Ma anche gli italiani si difendono bene. Romano Prodi era stato lui advisor, prima di tornare all’Iri per privatizzarla e spiccare quindi il volo verso la presidenza del consiglio, per ben due volte. Al suo fianco, negli anni, Massimo Tononi, ex funzionario della sede di Londra e quindi sottosegretario all’economia tra il 2006 e il 2008.

Ma il più noto è certamente Mario Draghi. Dal 2002 al 2005 è stato vicepresidente e membro del management Committee Worldwide della Goldman Sachs; in pratica il responsabile per l’Europa. Ha lasciato l’incarico per diventare governatore della Banca d’Italia e prendere la presidenza del Financial Stability Forum (ora rinominato Board), incaricato di trovare e mettere a punto nuove regole per il sistema finanziario globale. Compito improbo, che ha partorito molte raccomandazioni ma nessun risultato operativo di rilievo (le regole di Basilea 3 sono tutto sommato a tutela della solidità delle banche, non certo limitative di certe «audacie» speculative).

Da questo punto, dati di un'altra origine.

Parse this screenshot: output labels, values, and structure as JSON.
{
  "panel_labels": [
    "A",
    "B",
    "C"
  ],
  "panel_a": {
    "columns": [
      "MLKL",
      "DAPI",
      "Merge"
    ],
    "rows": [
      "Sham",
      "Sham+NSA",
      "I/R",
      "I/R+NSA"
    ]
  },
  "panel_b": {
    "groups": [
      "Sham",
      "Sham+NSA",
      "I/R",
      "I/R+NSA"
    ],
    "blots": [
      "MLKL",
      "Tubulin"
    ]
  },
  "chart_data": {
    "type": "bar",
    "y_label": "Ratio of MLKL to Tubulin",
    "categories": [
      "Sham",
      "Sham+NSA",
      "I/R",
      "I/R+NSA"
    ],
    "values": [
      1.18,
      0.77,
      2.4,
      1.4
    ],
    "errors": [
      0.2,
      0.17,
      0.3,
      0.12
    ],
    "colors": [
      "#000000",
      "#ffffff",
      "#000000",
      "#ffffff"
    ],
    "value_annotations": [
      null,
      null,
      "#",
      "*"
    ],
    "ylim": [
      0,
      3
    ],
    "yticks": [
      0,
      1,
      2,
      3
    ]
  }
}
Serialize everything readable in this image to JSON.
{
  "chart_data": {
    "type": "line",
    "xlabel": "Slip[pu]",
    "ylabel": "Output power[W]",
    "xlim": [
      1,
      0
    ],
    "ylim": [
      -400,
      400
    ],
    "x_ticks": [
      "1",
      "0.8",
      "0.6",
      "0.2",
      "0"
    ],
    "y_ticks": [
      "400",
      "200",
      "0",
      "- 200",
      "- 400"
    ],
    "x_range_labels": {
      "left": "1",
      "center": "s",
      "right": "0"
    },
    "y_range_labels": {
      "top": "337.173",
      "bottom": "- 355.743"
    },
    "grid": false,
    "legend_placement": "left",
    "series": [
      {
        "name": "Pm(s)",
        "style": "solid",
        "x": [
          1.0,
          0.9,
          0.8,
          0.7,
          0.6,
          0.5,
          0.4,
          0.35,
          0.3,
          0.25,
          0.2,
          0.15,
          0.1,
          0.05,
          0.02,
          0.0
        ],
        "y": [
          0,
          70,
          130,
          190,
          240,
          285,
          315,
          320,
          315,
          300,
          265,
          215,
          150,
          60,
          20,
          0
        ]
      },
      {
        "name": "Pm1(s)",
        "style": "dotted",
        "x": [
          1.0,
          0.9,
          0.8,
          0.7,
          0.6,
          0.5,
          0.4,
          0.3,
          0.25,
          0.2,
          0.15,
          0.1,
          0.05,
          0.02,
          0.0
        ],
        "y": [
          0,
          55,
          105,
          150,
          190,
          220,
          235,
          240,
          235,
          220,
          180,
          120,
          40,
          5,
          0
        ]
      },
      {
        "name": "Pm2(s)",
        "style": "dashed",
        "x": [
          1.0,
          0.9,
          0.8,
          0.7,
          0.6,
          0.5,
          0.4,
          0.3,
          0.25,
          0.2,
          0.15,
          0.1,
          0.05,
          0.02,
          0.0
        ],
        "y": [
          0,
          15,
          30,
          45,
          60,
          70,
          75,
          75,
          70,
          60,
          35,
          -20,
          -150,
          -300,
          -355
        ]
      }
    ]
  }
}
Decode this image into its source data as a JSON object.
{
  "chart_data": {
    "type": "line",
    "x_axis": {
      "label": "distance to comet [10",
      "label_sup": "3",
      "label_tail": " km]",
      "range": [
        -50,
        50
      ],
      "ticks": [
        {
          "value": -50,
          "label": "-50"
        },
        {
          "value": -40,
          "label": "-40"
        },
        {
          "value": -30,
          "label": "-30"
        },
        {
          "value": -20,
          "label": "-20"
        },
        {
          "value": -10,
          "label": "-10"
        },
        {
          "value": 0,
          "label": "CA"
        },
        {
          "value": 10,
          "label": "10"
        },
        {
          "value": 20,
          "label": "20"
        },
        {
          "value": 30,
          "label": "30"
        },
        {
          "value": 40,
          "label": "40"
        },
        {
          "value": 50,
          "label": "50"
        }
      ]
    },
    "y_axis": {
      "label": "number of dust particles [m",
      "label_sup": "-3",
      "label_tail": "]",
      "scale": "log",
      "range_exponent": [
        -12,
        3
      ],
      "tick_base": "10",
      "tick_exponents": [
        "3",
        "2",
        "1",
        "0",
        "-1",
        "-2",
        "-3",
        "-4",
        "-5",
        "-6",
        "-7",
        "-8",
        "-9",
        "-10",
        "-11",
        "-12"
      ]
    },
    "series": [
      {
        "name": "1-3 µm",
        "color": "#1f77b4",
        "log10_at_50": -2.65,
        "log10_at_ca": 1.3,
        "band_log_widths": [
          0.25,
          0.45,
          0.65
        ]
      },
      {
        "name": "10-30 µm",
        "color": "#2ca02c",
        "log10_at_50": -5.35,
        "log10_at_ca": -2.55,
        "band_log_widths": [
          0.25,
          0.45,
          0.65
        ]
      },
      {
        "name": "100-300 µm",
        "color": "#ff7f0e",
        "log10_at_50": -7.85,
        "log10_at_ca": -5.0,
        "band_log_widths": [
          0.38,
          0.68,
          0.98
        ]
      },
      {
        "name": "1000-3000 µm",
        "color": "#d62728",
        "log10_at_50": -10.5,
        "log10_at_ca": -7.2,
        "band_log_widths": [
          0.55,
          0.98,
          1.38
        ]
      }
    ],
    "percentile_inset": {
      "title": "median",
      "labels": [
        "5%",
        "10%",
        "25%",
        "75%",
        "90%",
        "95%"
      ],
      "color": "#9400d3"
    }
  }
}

Dall’inizio di questo mese siede alla presidenza della Banca Centrale Europea, ma prima ancora di entrarci aveva scritto e poi fatto co-firmare a Trichet – la lettera segreta con cui il governo veniva messo alle strette: o le «riforme consigliate» in tempi stretti o niente acquisti di Btp. Forse rimpiange di ver lasciato il Financial Stability Board. Ma non deve preoccuparsi: al suo posto Mark Carney, governatore della Banca centrale canadese. Anche lui, per 13 lunghi anni, al fianco dei «padroni dell’universo» targati Goldman Sachs.

(foto S.D., archivio GrIG)

  1. Bio IX
    novembre 15, 2011 alle 6:28 PM
  2. panurk
    novembre 16, 2011 alle 11:36 am

    Ha dimenticato il nome di un certo Loukas Papadimos che a partire del 1994 è stato governatore della Banca di Grecia ed in tale funzione aveva celato la situazione disastrosa dell’erario greco prima della entrata al sistema del euro. Complice di queste manipulazioni finanziarie era la Goldman & Sachs.

    Ed oggi vediamo tutti questi protagonisti incaricati da “salvatori” di stati democratici. Se le democrazie ed i loro strumenti legali sarebbereo ancora intatti questi colpevoli di truffa dovettero finire (dopo un procedimento legale) nei carceri. Ovviamente la Goldman & Sachs ha scavalcata la democrazia già da molto tempo.

  3. novembre 16, 2011 alle 3:02 PM

    da Il Corriere della Sera on line, 16 novembre 2011
    Gli italiani hanno fiducia in Monti.
    Echi dalla palude. Il premier incaricato deve dimostrare subito che si cambia pagina. Mostri tagli veri a una politica ingorda. (Gian Antonio Stella): http://www.corriere.it/editoriali/11_novembre_16/echi-dalla-palude-gian-antonio-stella_08608e3a-1018-11e1-a756-4c2fd73eac66.shtml

  4. francesco
    novembre 16, 2011 alle 4:01 PM

    bel casino, allora non c’è via d’uscita!?…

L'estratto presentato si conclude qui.